The Fulani were the ones who started this violence years ago as they sought to force farmers off land and away from water supplies the Fulani coveted. But the Fulani raids were meant to terrorize, not exterminate. The Dogon tribe, one of the larger sedentary groups in central Mali, has always been the most organized and aggressive in confronting Fulani expansion into the better watered and more fertile (for grass and crops) Niger River Valley and beyond. After 2012 and the separatist/Islamic terrorist uprising in the north there was an increase in Fulani-farmer violence and the bloodiest incidents often involved Dogon militias fighting Fulani. Calls for the government to disarm the Dogon militias were popular for a while until police and army commanders convinced the government that attempting disarmament would be bloody and, in the long run futile. For the Dogon and Fulani, all this feuding is a matter of life or death while the politicians are concerned about appeasing popular outrage, which tends to fade quickly. Then there are the critical foreign media, which influence foreign aid decisions and are more important, especially for corrupt politicians who steal much of that aid. Getting the Fulani and Dogon (and other farming tribes) to settle the land and water disputes peacefully is more difficult but is the only lasting solution but also the more difficult one. Those fundamental conflicts are still there, which is why the current peace deal will be under growing pressure and will eventually collapse into renewed violence.

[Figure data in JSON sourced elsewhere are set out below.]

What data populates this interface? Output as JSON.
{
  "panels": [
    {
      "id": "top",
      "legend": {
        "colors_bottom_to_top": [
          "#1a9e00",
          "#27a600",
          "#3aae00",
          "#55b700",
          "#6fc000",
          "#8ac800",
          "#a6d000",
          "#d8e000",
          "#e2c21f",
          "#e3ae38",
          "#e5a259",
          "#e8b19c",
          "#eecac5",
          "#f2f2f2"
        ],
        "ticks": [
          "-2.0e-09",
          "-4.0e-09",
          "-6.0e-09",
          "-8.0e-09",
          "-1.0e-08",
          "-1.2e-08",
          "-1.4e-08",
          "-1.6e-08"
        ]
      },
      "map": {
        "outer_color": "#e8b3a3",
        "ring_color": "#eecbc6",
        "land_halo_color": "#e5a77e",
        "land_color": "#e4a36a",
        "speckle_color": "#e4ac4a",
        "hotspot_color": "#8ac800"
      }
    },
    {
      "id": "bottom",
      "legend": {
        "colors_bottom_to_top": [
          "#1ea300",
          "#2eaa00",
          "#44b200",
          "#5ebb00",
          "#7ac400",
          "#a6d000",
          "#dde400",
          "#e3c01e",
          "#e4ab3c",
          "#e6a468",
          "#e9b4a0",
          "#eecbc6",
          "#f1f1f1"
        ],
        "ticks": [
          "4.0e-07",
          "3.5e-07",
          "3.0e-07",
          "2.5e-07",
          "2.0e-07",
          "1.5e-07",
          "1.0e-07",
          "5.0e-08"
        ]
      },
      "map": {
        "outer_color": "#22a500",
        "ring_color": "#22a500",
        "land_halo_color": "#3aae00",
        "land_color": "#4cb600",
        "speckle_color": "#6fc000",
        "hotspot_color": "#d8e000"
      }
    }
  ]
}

The many Dogon-Fulani “ceasefires” were always at the mercy of natural (drought, hunger) and political (corrupt politicians) events. In the north, the basic problem is poverty and the negative impact banditry and Islamic terrorism is having on efforts to revive the economy. A lot of the “Islamic terrorist” violence up there is just bandits. It gets more attention if the victims describe the attackers as Islamic terrorists.
April 19, 2020: Despite the threat of Islamic terrorist violence and the spreading covid19 virus, the final round of parliamentary elections were held. These elections had been delayed for nearly two years. These are the first such elections since the military coup in2013. The first of two rounds was held on March 29th and fewer than 15 percent of eligible voters participated. Most of the 19 million people in Mali don’t have to deal with the Islamic or tribal terrorism found mainly in thinly populated central and northern Mali. Everyone knows about this problem and how it has spread from the north to central Mali in the last five years. The main reason for the spread of this violence is corruption. It has been a problem ever since Mali became independent after the French left in 1960. It is a problem common throughout Africa and many other parts of the world.
April 6, 2020: In the north (near Gao) a JNIM attack on an army base outside the town of Bamda left 25 soldiers dead. Many attackers were also killed but the Islamic terrorists took their dead and wounded with them after looting the army base and Bamba itself. The next day this group of Islamic terrorists had crossed the nearby border into Burkina Faso and attacked and looted another town, killing or wounding over 30 civilians.
April 2, 2020: In the northeast, across the border in Niger,
ISGS claimed responsibility for an attack that left four Niger soldiers dead and 10 wounded near Abala.